Deciding to buy or build an EMPI
To achieve their growth goals and maintain customer satisfaction, successful health technology companies must be clear and invest in their core competencies and competitive differentiators instead of spending additional resources and developing infrastructure. Leaning on a reliable EMPI partner with a proven track record can help solve the challenges of streamlining and managing increasing amounts of data, resulting in high-quality data, faster time to market and reliable scalability.
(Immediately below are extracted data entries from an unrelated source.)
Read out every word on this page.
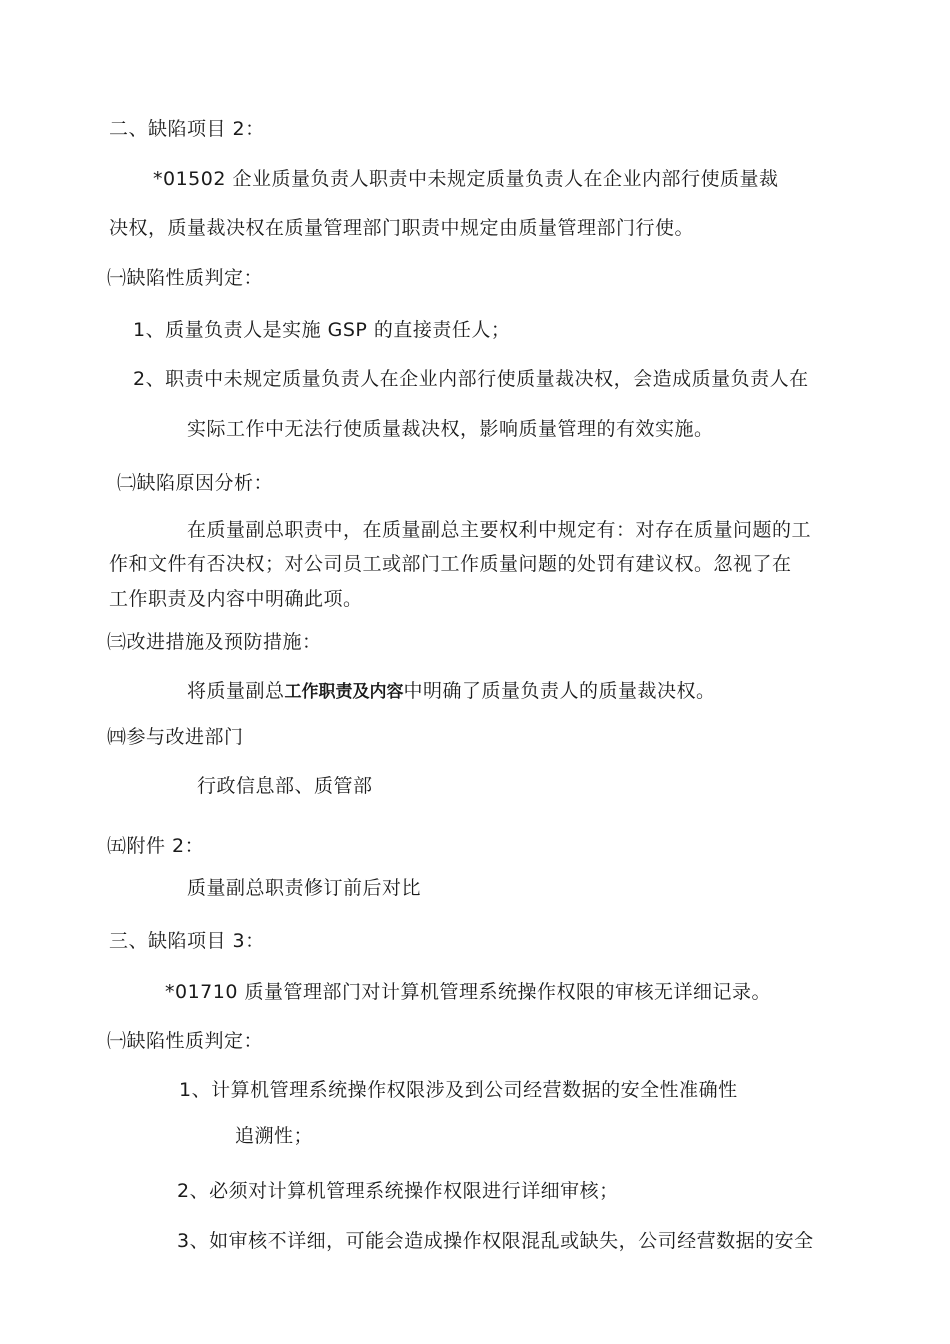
二、缺陷项目 2：
*01502 企业质量负责人职责中未规定质量负责人在企业内部行使质量裁
决权，质量裁决权在质量管理部门职责中规定由质量管理部门行使。
㈠缺陷性质判定：
1、质量负责人是实施 GSP 的直接责任人；
2、职责中未规定质量负责人在企业内部行使质量裁决权，会造成质量负责人在
实际工作中无法行使质量裁决权，影响质量管理的有效实施。
㈡缺陷原因分析：
在质量副总职责中，在质量副总主要权利中规定有：对存在质量问题的工
作和文件有否决权；对公司员工或部门工作质量问题的处罚有建议权。忽视了在
工作职责及内容中明确此项。
㈢改进措施及预防措施：
将质量副总工作职责及内容中明确了质量负责人的质量裁决权。
㈣参与改进部门
行政信息部、质管部
㈤附件 2：
质量副总职责修订前后对比
三、缺陷项目 3：
*01710 质量管理部门对计算机管理系统操作权限的审核无详细记录。
㈠缺陷性质判定：
1、计算机管理系统操作权限涉及到公司经营数据的安全性准确性
追溯性；
2、必须对计算机管理系统操作权限进行详细审核；
3、如审核不详细，可能会造成操作权限混乱或缺失，公司经营数据的安全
EMPI solutions, complemented by AI The technologies provide a solid foundation for achieving accurate and consistent identification from sources across the healthcare ecosystem. For health technology managers and development teams, EMPI technology not only improves data integrity for their customers, but it also delivers efficiency and reduces risk for the product team and business of health technology. Highly accurate and current personal data ensures that the decisions and analyzes presented by the product are supported by reliable and reliable data.
About Jitin Asnaani
Jitin Asnaani is the Chief Product Officer at Rhapsody where Jitin leads Rhapsody product strategy and execution, with a focus on accelerating digital health transformation and adoption. He has extensive experience in interoperability and digital health, leading major industry initiatives such as CommonWell Health Alliance, Project Argonaut and Project Direct. Jitin also led business development at Bamboo Health and Health Gorilla.